The technical results from this project should help inform the further optimisation of the material for use in a number of medical applications.  When ready for production, these innovative products will transform the market and bring about significant clinical improvements and patent relief at the point of care. 

The company has been nominated for a large number of innovation awards, both nationally and internationally, and has been approached by some large biomedical companies interested in licensing the technology. 

Professor Robert Keatch

“The Scottish Funding Council Innovation Voucher was an excellent support mechanism to develop the partnership with McCormack Innovation. With this funding, the University of Dundee was given the opportunity to undertake a feasibility study looking at the suitability of the products developed by the company and the possible commercial applications. With the obvious push for the removal of waste plastics from our environment, the materials being developed by McCormack Innovation have a huge potential both in medical and domestic applications and they are currently leading the way in developing a suite of disposable products.”  

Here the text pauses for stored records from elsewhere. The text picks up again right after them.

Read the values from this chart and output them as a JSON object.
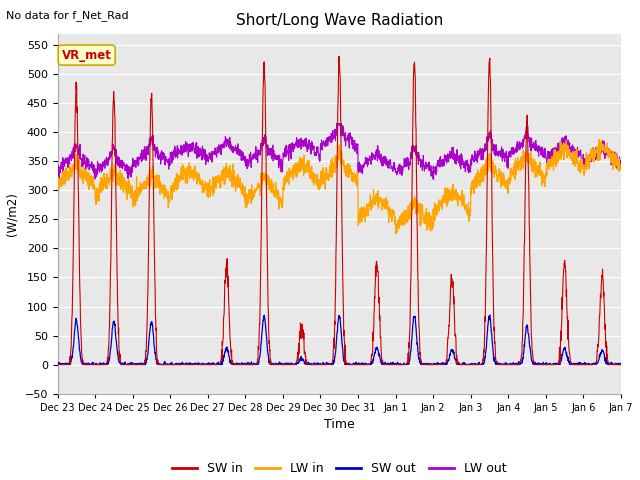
{
  "title": "Short/Long Wave Radiation",
  "no_data_text": "No data for f_Net_Rad",
  "vr_met_label": "VR_met",
  "ylabel": "(W/m2)",
  "xlabel": "Time",
  "ylim": [
    -50,
    570
  ],
  "yticks": [
    -50,
    0,
    50,
    100,
    150,
    200,
    250,
    300,
    350,
    400,
    450,
    500,
    550
  ],
  "fig_bg": "#ffffff",
  "plot_bg": "#e8e8e8",
  "colors": {
    "SW_in": "#cc0000",
    "LW_in": "#ffa500",
    "SW_out": "#0000cc",
    "LW_out": "#aa00cc"
  },
  "n_days": 15,
  "n_pts_per_day": 144,
  "tick_labels": [
    "Dec 23",
    "Dec 24",
    "Dec 25",
    "Dec 26",
    "Dec 27",
    "Dec 28",
    "Dec 29",
    "Dec 30",
    "Dec 31",
    "Jan 1",
    "Jan 2",
    "Jan 3",
    "Jan 4",
    "Jan 5",
    "Jan 6",
    "Jan 7"
  ],
  "daily_peaks_sw": [
    475,
    465,
    462,
    0,
    175,
    520,
    65,
    525,
    175,
    525,
    150,
    525,
    415,
    175,
    155
  ],
  "lw_in_base": [
    305,
    290,
    285,
    300,
    295,
    280,
    310,
    315,
    250,
    235,
    260,
    305,
    320,
    335,
    340
  ],
  "lw_out_base": [
    335,
    330,
    345,
    355,
    355,
    345,
    360,
    375,
    335,
    330,
    335,
    350,
    360,
    355,
    345
  ]
}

Professor Robert Keatch, Engineering & Applied Sciences, University of Dundee
Brian McCormack

"It was through the efforts of Interface that McCormack Innovation was fortunate to be hooked up with Professor Robert Keatch and his team at the University of Dundee. They immediately appreciated our concepts and products and, with this team, we went on to complete a feasibility study that provided us with a very encouraging, third-party endorsement of our wound dressings.

With the help of the University of Dundee and Interface, we now look forward to the next phase of wound dressing, studies and development."